What is the Cutlet?
15 years selling the wine of others, especially that of fellow winegrowers.
10 years later, we took over at the last minute this 2 ha 20 vineyard, already sold in 2012, which was going to disappear… everything needs to be reworked, and it is very well underway, La Côtelette is born.
The strong point of this Chop: its potential and its history.
A place free from chemicals since its plantation (in 1919 for the oldest vines).
Surrounded by woods and orchards, we spend days there without seeing or hearing a living soul!
The grape variety is ideal (Pinot Noir, Gamay, Chardonnay, Aligoté, Melon de Bourgogne)
2 plots in the municipalities of Broin and Auvillars sur Saône (800m separate them as the crow flies) and different soils which is interesting for the wines.
The land, so precious in my eyes, we have 1 hectare available, in meadow, for a future plantation.
3 vintages to learn how to vinify, at Romuald Valot in 2017, at Marc Soyard since 2018 with our grapes, the time has come to do this alone, at home.
In the vineyard:
Cultivation respects the specifications of organic farming, in the sense that only copper and sulfur are used for treatments, but in smaller proportions because we systematically add an herbal tea or a decoction of plants ( nettles, comfrey, burdock, presle, wicker ... all available nearby), biodynamics is practiced, passage of preparations 500P (prepared horn dung) and 501 (horn silica) thank you to Marie-Océane!
In the basement:
How do you make wine with something other than grapes ???
I don't have the answer, so I will do it ONLY with grapes.
This means without exogenous yeasts, without powders that I do not know, without sulfur that I do not control, 100% grape what!
Without filtering it (or backwards as Romuald Valot likes to say ...;)
Without sticking it either, what else do I know?
We must therefore bring in a healthy harvest, full of life, sorting is done in the vineyard, we collect in 15 kg boxes to avoid crushing.
Vinification in whole harvest, in order to preserve the aromatic and mineral character of the soil.
Aging takes place in 228-liter pieces, barrels that my friends have often given me to start with, but above all good barrels that have known wine before. The length of the barrel rest depends on the tasting… they will be so good in this place!
Natural winemakers, here's the information we need to register you on Raisin.
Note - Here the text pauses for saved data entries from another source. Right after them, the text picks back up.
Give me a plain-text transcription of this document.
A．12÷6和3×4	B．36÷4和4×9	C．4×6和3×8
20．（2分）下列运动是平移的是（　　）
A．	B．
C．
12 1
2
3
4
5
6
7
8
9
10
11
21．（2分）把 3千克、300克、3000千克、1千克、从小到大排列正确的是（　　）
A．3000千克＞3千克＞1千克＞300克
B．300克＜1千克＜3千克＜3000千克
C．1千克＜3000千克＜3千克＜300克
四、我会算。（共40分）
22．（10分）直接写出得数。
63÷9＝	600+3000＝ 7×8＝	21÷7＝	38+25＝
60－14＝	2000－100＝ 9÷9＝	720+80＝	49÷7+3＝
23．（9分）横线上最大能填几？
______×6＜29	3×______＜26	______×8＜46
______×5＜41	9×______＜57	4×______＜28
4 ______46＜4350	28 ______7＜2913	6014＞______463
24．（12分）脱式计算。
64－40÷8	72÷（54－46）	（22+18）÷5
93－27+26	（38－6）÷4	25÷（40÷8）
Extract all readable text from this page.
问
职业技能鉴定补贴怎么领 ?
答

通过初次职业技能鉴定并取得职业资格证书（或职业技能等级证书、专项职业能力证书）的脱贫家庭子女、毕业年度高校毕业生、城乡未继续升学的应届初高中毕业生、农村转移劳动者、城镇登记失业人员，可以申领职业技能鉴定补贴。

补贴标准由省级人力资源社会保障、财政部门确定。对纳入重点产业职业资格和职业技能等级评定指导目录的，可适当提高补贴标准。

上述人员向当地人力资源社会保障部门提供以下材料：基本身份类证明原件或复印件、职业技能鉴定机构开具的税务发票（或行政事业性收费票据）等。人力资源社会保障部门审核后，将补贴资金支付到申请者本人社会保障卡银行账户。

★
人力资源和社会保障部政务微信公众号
DESCRIPTION OF YOUR DOMAINE
Please provide the information about your estate including location, size, treatments used,
horses, tractors, harvests, etc. within 300-500 characters. This description will be added to your profile.
CERTIFICATIONS (ORGANIC, BIODYNAMIC) :
Please send us all certifications (organic, biodynamic, etc.). If your estate is not certified,
please explain why and describe your farming practices.
INFORMATION ON EACH OF THE WINES YOU PRODUCE:
wine name
color
grape variety(ies) by year(s)
appellation
sparkling
label photo (.pdf format - printer's proof)
volume of free and total sulfur
analysis of each vintage
Is your wine from Négociant activities?